2. Functional CGI categorization by gene association

In order to assess the functionality of the four newly defined methylation classes, we measured the coincidence between them and defined gene association classes (Table 6) using probability of intersection (PI) (Table 7). The PI is usually employed to perform coincidence analysis because it is a context-sensitive metric that takes into account the domain where the intersection is calculated. It measures the degree of inclusion of one set into another, considering both the number of instances intersected between two sets as well as those instances not belonging to the intersection. Formally, the PI determinates the p-value, which is the statistical significance of observing over represented intersected instances (i.e. occur more frequently than could be expected by pure chance). The results obtained show that the new classes represent unique, functional CGI profiles associated with distinct CGI methylation patterns and gene compartments (Table 8).

Table 6 Distribution of CGIs over the gene association classes
Table 7 Coincidence between gene association classes and PBCs
Table 8 Re-classification using functional CGI profiles

The CGIs in our dataset were associated with 497 protein-coding gene loci (Table 6). While the vast majority of the CGIs (> 68%) were located in the vicinity of a promoter, less than 4% of the CGIs were outside the genic environment, indicating that the dataset is skewed towards genic regions. This is a consequence of a bias in the HEP data, which includes few intergenic regions [31]. Normally a higher percentage of CGIs would be found outside of the genic region in an unbiased dataset [38]. Approximately 20% of the CGIs are located in the gene-body and we found that these CGIs were unequally distributed, since there were approximately 30% more CDS-overlapping CGIs than those located in introns.

Moreover, it is known that CGIs associated with the gene-body are susceptible to both constitutive as well as tissue-specific methylation [2, 43, 46]. However, by separating between coding and non-coding regions, we were able to distinguish between highly methylated and differentially methylated CGIs.

Constitutively methylated class

It coincided significantly with the CDS of the genes in our dataset.

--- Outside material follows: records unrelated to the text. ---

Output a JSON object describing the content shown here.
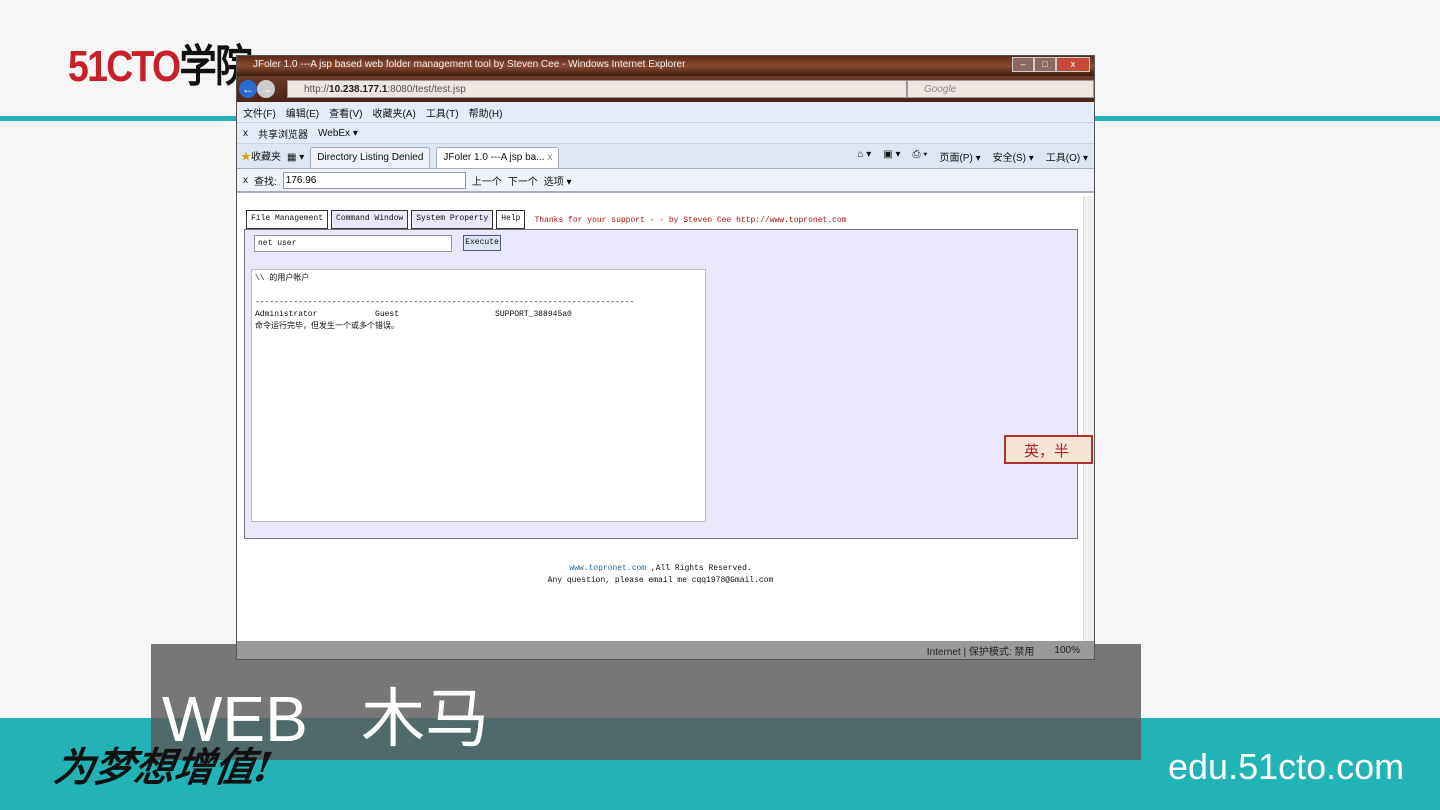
{
  "slide": {
    "logo_red": "51CTO",
    "logo_black": "学院",
    "title": "WEB   木马",
    "slogan": "为梦想增值!",
    "site": "edu.51cto.com",
    "stamp": "英，半"
  },
  "browser": {
    "title": "JFoler 1.0 ---A jsp based web folder management tool by Steven Cee - Windows Internet Explorer",
    "window_buttons": [
      "–",
      "□",
      "x"
    ],
    "url_prefix": "http://",
    "url_host": "10.238.177.1",
    "url_rest": ":8080/test/test.jsp",
    "search_placeholder": "Google",
    "menu": [
      "文件(F)",
      "编辑(E)",
      "查看(V)",
      "收藏夹(A)",
      "工具(T)",
      "帮助(H)"
    ],
    "toolbar": {
      "close": "x",
      "share": "共享浏览器",
      "webex": "WebEx ▾"
    },
    "favorites": "收藏夹",
    "tabs": [
      "Directory Listing Denied",
      "JFoler 1.0 ---A jsp ba..."
    ],
    "tab_close": "x",
    "right_tools": [
      "页面(P) ▾",
      "安全(S) ▾",
      "工具(O) ▾"
    ],
    "find": {
      "close": "x",
      "label": "查找:",
      "value": "176.96",
      "prev": "上一个",
      "next": "下一个",
      "options": "选项 ▾"
    },
    "status": {
      "zone": "Internet | 保护模式: 禁用",
      "zoom": "100%"
    }
  },
  "page": {
    "tabs": [
      "File Management",
      "Command Window",
      "System Property",
      "Help"
    ],
    "thanks": "Thanks for your support - - by Steven Cee http://www.topronet.com",
    "command": "net user",
    "execute": "Execute",
    "output": "\\\\ 的用户帐户\n\n-------------------------------------------------------------------------------\nAdministrator            Guest                    SUPPORT_388945a0\n命令运行完毕，但发生一个或多个错误。",
    "footer_link": "www.topronet.com",
    "footer_rights": " ,All Rights Reserved.",
    "footer_contact": "Any question, please email me cqq1978@Gmail.com"
  }
}
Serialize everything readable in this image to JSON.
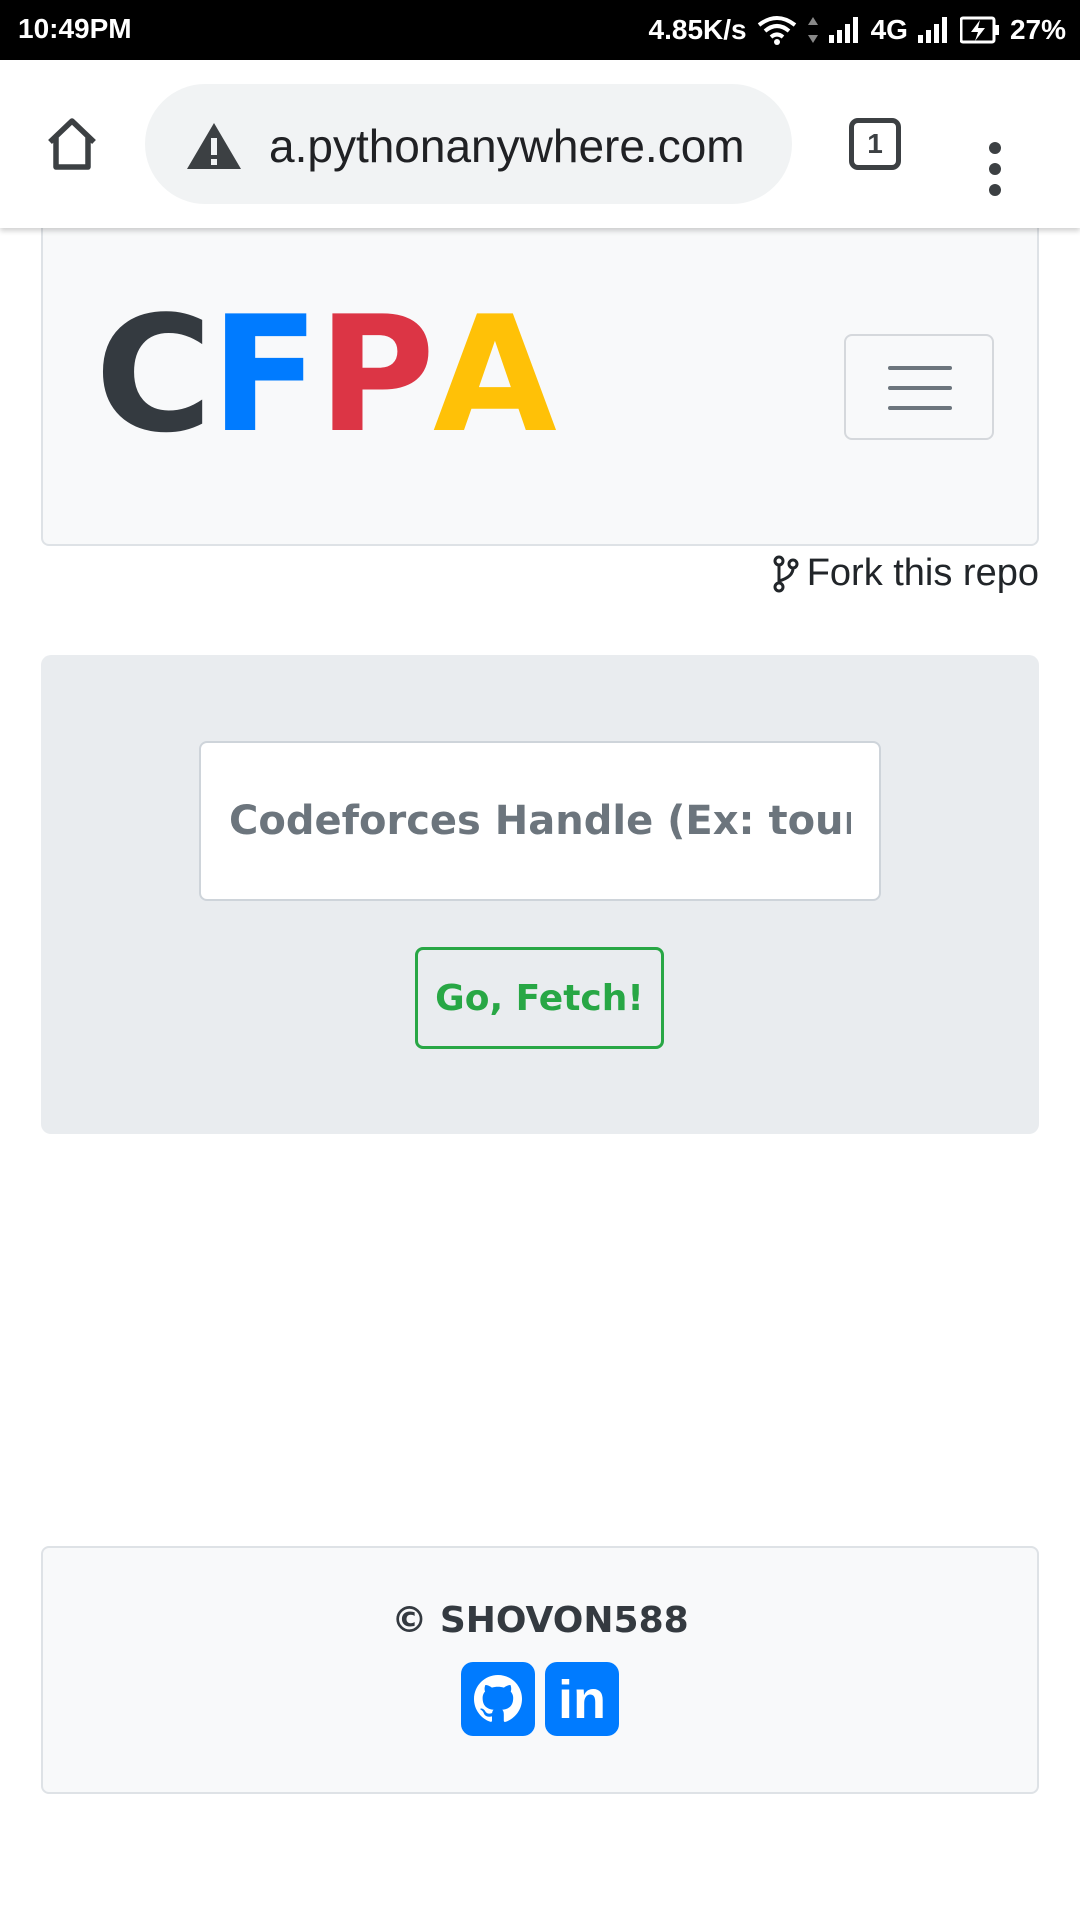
{
  "status_bar": {
    "time": "10:49PM",
    "net_speed": "4.85K/s",
    "network_type": "4G",
    "battery": "27%"
  },
  "browser": {
    "url": "a.pythonanywhere.com",
    "tab_count": "1"
  },
  "navbar": {
    "logo_letters": [
      "C",
      "F",
      "P",
      "A"
    ],
    "logo_colors": [
      "#343a40",
      "#007bff",
      "#dc3545",
      "#ffc107"
    ]
  },
  "fork_link": "Fork this repo",
  "form": {
    "handle_value": "",
    "handle_placeholder": "Codeforces Handle (Ex: tourist)",
    "submit_label": "Go, Fetch!"
  },
  "footer": {
    "copyright": "© SHOVON588",
    "social_icons": [
      "github-icon",
      "linkedin-icon"
    ],
    "linkedin_text": "in"
  },
  "colors": {
    "primary": "#007bff",
    "success": "#28a745"
  }
}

They are highly conserved and may be the result of GC-rich codons simulating the presence of a CGI. The methylation of a CDS region itself, in contrast to a TSS region, does not impede the progression of transcription, making this region permissive for both methylation and compact chromatin conformation.

Differentially methylated class

This class coincided significantly with CGIs located in introns, indicating the presence of functional methylation-dependent sequence elements. Though the majority of the differentially methylated CGIs that were conserved overlapped with the CDS (Table 9), we found that they were the only class of CGI that was significantly enriched in highly conserved non-coding elements (HCNEs) [47] (Additional file 5). Since the differential methylation of HCNEs has recently been shown in a comparison of embryonic stem cells (ES) and ES-derived differentiated cells in mouse [30] these differentially methylated CGIs may represent examples of enhancers that are controlled by methylation [48, 49].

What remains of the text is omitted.